Le film des Dardenne s’intéresse en réalité plus particulièrement aux quatre premières héroïnes, l’histoire de Naïma passant au second plan par rapport aux autres. Cela pourrait être un problème, mais ce choix au contraire allège un peu une narration qui souffre grandement de ce vignettage permanent. Il ressort de ce film-dossier l’impression d’être devant un catalogue filmique de situations, comme si les Dardenne avaient envie d’embrasser dans le même film tous les profils possibles de jeunes mères au profil social complexe. L’intention est louable, et pourrait donner lieu à un résultat réussi. Le problème, c’est que le sens de la concision des deux cinéastes, d’ordinaire une de leurs plus grandes forces, se retourne contre leur film. En une heure et quarante minutes, difficile d’avoir le temps de proprement s’attacher à ces jeunes femmes dont le parcours semble parfois survolé de manière un peu trop scolaire (l’intrigue de Juliette, notamment, en pâtit fortement, avec une India Hair tristement sous-utilisée).
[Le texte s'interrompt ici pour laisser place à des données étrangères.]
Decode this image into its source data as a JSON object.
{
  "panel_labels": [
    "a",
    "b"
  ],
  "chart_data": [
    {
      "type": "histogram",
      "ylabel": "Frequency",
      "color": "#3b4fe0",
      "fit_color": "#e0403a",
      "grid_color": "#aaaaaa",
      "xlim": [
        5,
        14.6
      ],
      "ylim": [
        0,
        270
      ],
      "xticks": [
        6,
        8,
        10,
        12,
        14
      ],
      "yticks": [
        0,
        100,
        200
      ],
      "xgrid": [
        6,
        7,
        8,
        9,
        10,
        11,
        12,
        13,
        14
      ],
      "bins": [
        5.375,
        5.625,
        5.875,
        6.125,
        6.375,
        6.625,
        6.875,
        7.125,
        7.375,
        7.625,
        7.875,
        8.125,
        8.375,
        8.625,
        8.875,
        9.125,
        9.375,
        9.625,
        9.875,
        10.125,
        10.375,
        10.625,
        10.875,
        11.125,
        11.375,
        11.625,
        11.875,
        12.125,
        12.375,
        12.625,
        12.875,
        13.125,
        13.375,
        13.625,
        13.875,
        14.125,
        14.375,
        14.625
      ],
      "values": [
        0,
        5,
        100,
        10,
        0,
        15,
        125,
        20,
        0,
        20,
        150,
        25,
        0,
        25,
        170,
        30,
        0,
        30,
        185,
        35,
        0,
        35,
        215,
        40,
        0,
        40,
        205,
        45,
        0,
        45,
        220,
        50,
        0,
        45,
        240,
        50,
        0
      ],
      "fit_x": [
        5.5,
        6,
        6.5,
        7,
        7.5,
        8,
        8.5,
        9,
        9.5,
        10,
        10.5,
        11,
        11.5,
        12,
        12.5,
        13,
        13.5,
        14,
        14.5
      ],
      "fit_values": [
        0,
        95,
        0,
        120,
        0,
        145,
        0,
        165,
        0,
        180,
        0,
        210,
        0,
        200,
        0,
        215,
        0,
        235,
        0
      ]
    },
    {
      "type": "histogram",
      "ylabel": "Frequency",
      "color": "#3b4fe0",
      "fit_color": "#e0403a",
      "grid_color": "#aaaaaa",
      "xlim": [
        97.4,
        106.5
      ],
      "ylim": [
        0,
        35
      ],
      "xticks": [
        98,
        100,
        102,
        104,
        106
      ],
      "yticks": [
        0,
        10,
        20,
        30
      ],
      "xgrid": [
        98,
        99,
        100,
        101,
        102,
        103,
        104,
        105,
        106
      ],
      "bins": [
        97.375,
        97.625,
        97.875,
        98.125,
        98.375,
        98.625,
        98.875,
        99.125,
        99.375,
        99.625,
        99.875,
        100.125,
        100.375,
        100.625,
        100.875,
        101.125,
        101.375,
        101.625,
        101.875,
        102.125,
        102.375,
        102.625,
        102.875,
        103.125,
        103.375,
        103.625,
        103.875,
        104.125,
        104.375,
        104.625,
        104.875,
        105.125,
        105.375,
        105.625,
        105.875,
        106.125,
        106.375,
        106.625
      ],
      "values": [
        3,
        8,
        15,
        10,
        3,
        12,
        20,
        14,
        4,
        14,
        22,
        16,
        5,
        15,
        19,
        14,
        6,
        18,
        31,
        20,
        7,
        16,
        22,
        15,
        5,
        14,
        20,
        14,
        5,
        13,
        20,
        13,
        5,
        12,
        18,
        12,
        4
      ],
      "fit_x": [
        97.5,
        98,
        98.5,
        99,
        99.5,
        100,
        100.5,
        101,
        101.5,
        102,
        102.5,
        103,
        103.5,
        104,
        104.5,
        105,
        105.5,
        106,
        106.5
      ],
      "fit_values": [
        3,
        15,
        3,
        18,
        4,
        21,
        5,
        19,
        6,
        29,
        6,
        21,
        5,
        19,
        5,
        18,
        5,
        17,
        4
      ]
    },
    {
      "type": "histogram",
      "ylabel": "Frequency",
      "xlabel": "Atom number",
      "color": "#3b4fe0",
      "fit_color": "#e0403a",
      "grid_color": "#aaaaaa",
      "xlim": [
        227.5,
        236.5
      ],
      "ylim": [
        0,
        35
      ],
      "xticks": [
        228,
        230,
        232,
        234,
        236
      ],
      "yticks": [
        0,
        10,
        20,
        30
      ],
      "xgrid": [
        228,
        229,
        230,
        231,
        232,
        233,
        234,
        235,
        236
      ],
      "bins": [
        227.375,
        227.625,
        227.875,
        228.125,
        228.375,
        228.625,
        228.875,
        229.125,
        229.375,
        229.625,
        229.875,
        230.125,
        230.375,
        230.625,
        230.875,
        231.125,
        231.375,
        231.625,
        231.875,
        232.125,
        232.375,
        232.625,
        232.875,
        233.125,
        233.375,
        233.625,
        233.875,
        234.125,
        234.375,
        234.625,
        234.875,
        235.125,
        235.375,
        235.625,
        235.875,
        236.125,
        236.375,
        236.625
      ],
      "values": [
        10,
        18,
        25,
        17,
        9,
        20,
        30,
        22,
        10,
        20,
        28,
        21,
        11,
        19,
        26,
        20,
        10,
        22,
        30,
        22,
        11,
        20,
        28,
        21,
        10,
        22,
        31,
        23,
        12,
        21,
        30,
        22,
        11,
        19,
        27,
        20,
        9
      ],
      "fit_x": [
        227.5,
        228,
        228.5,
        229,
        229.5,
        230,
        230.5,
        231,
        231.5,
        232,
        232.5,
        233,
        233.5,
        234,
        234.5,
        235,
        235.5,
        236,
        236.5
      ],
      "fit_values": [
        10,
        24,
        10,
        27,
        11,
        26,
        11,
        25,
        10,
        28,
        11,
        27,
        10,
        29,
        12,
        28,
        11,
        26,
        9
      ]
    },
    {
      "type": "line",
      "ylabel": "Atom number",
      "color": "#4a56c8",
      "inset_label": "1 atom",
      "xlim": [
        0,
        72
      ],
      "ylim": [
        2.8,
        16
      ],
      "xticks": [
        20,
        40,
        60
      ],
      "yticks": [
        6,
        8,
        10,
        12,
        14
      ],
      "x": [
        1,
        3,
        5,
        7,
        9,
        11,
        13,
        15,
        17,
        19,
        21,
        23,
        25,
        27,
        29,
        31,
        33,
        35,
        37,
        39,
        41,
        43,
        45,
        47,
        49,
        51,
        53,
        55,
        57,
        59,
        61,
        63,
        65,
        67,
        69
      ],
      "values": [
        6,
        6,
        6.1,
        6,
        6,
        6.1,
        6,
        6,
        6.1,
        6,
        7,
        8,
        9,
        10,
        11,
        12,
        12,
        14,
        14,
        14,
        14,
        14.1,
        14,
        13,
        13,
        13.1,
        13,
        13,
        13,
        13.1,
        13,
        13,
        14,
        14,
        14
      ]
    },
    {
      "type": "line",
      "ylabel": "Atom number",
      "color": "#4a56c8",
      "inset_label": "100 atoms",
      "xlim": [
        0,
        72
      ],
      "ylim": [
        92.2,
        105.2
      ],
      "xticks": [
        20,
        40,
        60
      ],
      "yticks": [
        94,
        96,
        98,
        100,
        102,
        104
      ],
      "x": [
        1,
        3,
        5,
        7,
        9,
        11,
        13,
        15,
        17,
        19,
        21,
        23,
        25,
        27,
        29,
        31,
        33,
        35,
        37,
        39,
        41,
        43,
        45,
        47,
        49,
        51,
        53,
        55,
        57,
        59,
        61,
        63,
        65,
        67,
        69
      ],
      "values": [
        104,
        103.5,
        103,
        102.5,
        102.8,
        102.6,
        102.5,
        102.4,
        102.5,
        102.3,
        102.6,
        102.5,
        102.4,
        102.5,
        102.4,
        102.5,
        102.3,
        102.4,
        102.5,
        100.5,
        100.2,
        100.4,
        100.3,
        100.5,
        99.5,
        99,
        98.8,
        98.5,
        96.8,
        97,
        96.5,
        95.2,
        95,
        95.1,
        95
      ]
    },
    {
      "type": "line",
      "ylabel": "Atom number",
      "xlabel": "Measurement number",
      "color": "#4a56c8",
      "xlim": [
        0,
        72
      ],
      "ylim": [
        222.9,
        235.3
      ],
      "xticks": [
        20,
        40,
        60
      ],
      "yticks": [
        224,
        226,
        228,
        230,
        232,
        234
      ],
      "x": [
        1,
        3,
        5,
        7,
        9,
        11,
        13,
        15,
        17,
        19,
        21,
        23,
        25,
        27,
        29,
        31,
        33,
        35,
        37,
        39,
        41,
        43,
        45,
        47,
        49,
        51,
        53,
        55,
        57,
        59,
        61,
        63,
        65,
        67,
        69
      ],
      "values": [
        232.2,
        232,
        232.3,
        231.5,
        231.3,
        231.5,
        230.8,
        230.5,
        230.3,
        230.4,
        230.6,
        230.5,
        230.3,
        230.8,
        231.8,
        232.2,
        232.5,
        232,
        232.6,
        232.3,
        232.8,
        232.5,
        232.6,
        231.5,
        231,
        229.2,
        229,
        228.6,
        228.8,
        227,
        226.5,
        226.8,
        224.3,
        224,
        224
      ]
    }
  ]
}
Chacune de ces Jeunes Mères aurait mérité son propre long-métrage, tant on sent que leur histoire porte en elle le sujet d’un film complet. Cet éparpillement narratif aurait pu être compensé en s’intéressant à leurs interactions, rendues possibles par leur hébergement dans le même lieu. Mais ces interactions restent réduites au minimum, le film préférant rester au plus près des développements de chacune d’entre elles. Résultat : le travail d’exposition nécessaire achevé, on est déjà presque à la moitié du film. Assez rageant.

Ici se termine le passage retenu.